Dice Rolling as a Service

For this assignment you’ll write a simple web api that allows users to get the result of multiple dice roll via HTTP requests. All requests are sent as a GET request. There is a single endpoint: /roll. This endpoint allows three parameters: n for the number of dice, d for the number of sides per dice, and m for the number of times to repeat the roll. The default values are 1, 6, and 1, respectively, such that a single roll of a six sided die is carried out. Here are a few examples:

Request Result
/roll A single six sided dice
/roll?n=2 Two six sided dice, rolled 1 time.
/roll?n=2&m=3 Two six sided dice, rolled 3 times
/roll?m=4&n=3&d=20 Three twenty sided dice, rolled 4 times

Requests

As the examples above show, users can send some or all of the parameters with their request and are not required to send them in a particular order. Requests must only be made as HTTP GET requests and should include the header Accept: text/csv as the server returns the results as comma separated values. For the courious, there is a complete list of media types at https://www.iana.org/assignments/media-types/media-types.xhtml.

Responses

The server returns the results of the roll(s) as comma separated values where each row contains a single instance of a multi-dice roll. For example, rolling four, six-sided die, five times in a row (i.e. n=4,d=5, and m=5) would produce five rows of four numbers between 1 and 6 with each number separated by a comma and each row terminated by a newline. The server will include the header Content-Type: text/csv and respond with code 200.

Requirements

Write your server using the socket library for networking. Your server should issue an appropriate response code for any kind of request other than GET or GETs made with erroneous URLs. Don’t go overboard on catching different errors, but you must have at least two: one for bad request types and one for bad GETs. Above and beyond those two is up to you.

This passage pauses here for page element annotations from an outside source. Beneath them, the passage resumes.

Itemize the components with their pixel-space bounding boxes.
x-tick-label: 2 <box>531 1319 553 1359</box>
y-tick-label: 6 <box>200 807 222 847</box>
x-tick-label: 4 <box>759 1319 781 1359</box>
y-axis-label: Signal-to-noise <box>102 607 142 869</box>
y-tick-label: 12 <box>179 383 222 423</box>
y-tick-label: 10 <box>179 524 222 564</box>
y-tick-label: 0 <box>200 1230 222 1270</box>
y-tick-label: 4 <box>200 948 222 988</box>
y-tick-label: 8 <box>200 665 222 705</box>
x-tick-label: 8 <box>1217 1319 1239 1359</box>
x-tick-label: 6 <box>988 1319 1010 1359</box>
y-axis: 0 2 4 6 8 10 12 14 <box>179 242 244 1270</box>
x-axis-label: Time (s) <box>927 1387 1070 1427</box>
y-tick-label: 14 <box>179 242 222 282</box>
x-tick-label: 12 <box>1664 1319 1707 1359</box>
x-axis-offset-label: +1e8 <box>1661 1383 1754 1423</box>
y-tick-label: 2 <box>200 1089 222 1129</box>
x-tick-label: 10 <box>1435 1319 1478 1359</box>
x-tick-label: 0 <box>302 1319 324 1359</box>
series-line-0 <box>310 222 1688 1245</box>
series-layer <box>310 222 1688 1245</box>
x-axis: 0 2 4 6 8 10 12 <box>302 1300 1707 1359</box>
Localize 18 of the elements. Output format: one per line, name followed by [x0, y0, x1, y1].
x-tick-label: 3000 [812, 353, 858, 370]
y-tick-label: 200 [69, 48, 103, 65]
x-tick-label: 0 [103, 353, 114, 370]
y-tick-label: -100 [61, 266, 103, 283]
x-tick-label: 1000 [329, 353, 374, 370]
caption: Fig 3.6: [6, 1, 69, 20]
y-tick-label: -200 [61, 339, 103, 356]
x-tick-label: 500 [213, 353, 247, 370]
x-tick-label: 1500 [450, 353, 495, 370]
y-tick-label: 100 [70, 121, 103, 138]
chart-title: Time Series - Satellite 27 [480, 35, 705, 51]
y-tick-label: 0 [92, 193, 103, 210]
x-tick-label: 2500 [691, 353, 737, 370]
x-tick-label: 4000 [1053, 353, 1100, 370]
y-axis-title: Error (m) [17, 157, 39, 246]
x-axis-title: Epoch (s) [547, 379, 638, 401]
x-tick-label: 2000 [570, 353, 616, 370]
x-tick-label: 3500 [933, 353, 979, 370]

Networking must be done with the socket library. You may use any other library you wish for the actual work of the server. You might look at urllib.parse for breaking down the client requests. The built in python radnom module has everything you’d need for the dice results but you should serious consider numpy.random as it’s well suited for generated sets of random numbers and not just one number at a time.

In addition to writing your server code, you need to produce a simple python script, using the requests module, to test your service. It should run the examples given above as tests cases, have a test for each erroneous request type, and have some tests for malformed GET requests.